Rebellion’s No. 1 encountered a problem on the hood at around 9 a.m. and the change took six minutes, allowing the Rebellion No. 3 (Nathanael Berthon-Louis Deletraz-Romain Dumas) to close the gap.

It was becoming a tight battle between the two Rebellion cars behind Toyota’s No. 8.

At 12 p.m. Rebellion No. 3 with Dumas behind the wheel was only one second ahead of No. 1 driven by Menezes. Then both cars came in for a driver change with Deletraz swapping for Dumas on a lengthy stop, and Nato for Menezes as Rebellion No. 1 suddenly moved ahead of its team rival.

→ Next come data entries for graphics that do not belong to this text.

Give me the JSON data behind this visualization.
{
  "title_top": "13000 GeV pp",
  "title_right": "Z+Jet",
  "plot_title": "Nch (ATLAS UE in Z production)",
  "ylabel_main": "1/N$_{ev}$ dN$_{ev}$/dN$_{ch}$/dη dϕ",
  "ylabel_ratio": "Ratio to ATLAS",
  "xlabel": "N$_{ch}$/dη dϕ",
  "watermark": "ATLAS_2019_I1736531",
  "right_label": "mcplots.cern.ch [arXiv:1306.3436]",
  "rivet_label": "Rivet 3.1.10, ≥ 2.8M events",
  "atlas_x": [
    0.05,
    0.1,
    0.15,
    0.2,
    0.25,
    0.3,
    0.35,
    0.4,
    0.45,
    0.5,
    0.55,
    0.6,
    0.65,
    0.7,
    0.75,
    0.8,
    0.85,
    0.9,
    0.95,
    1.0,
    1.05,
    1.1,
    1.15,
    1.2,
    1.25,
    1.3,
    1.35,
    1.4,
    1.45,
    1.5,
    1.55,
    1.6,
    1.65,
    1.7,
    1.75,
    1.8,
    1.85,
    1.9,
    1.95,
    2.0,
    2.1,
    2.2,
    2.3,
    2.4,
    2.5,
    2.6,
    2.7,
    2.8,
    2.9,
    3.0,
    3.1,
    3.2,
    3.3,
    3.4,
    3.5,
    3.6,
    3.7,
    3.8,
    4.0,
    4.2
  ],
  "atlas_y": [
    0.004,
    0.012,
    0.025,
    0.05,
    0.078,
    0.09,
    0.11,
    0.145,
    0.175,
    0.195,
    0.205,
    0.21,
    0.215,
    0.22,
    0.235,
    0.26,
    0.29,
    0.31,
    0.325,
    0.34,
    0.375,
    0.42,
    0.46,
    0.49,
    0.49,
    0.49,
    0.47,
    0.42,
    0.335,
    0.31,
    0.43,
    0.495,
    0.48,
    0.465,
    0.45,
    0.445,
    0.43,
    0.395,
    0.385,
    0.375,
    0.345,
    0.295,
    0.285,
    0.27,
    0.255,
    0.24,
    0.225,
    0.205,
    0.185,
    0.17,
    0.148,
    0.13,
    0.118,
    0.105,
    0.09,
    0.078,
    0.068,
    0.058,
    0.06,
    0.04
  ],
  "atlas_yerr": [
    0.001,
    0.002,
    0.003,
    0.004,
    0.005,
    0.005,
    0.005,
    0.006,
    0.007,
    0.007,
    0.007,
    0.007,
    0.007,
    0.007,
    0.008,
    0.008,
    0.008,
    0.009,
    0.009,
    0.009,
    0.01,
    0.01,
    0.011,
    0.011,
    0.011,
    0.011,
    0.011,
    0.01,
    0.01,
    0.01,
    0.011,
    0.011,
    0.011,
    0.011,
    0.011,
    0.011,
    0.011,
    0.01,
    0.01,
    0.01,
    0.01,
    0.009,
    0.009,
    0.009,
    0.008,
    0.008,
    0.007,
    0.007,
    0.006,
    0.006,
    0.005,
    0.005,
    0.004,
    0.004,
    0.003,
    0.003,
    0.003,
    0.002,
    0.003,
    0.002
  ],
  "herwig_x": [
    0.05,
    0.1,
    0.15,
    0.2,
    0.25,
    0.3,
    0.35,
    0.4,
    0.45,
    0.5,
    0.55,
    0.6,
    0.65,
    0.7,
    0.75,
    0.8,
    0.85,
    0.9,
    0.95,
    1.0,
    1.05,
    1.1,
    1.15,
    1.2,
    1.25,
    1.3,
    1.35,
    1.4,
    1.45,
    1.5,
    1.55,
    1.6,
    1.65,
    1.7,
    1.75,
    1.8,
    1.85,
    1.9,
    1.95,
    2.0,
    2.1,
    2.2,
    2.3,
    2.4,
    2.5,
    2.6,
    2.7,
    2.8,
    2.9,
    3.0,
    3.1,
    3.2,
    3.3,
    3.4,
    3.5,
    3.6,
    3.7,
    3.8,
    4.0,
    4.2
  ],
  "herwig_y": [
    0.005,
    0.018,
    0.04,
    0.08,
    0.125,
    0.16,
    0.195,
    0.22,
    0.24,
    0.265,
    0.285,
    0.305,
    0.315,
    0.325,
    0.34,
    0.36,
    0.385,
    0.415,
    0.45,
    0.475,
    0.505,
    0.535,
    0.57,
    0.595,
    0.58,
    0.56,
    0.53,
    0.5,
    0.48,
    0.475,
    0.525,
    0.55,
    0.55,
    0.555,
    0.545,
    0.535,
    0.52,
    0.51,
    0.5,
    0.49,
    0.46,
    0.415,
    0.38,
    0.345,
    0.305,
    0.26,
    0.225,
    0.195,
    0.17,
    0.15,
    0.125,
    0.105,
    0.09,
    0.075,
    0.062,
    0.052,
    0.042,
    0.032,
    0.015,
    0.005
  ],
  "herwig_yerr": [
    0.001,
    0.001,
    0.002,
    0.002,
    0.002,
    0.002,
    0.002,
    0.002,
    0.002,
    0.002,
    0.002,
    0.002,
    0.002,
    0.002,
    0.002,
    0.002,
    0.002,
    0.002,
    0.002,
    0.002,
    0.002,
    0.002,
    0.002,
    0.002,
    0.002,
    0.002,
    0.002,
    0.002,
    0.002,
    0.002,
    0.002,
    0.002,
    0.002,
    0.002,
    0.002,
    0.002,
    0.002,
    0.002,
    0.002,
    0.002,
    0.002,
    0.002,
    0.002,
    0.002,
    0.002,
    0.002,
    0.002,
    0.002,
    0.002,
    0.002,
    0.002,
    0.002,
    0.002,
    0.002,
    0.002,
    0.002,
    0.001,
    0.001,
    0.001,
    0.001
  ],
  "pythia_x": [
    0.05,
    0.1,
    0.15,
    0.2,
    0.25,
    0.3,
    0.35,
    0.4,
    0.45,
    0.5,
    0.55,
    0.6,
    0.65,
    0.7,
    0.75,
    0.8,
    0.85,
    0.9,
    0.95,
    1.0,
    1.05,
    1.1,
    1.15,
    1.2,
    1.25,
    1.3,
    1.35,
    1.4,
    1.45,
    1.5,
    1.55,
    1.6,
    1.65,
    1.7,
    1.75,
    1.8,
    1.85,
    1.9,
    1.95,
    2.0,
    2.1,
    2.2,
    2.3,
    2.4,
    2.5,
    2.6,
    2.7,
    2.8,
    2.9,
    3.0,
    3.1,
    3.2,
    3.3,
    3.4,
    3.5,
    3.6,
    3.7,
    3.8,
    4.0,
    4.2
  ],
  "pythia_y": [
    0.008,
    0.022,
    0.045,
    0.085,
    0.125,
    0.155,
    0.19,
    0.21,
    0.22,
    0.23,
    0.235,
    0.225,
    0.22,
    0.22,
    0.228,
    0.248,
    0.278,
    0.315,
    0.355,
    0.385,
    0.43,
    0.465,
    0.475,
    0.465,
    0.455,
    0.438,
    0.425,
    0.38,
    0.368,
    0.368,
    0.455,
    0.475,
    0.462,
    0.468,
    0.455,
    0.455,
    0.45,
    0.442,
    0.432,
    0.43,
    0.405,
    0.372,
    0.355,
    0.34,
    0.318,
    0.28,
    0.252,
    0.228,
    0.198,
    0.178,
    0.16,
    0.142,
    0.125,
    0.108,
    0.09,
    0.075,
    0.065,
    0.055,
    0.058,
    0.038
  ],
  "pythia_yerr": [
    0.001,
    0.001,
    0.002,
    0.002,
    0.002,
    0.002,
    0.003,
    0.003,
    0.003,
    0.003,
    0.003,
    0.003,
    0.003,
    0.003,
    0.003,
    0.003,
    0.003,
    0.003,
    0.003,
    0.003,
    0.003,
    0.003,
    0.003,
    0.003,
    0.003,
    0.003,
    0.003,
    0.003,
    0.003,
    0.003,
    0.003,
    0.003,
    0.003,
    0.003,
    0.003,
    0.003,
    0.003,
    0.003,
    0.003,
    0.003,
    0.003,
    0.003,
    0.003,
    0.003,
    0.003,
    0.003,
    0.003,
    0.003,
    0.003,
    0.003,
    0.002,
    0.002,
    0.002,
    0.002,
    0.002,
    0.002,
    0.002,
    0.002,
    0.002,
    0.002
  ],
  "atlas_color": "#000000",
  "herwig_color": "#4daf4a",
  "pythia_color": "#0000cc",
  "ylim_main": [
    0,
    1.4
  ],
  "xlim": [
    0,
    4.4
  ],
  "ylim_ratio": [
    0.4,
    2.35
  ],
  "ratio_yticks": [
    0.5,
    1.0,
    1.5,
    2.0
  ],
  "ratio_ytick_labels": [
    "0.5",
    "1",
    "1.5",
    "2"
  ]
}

Dumas, a winner in 2016 with Porsche, appeared unhappy at the strategy decision to bring his car in first and the length of the stop. There were tense explanations in the team garage.

Colombian Tatiana Calderon, an F1 test driver with Alfa Romeo, was in the Richard Mille Racing Team in the LMP2 category. She was joined by German Sophia Florsch – an F3 driver – and Dutchwoman Beitske Visser. They placed ninth out of 24 in their category.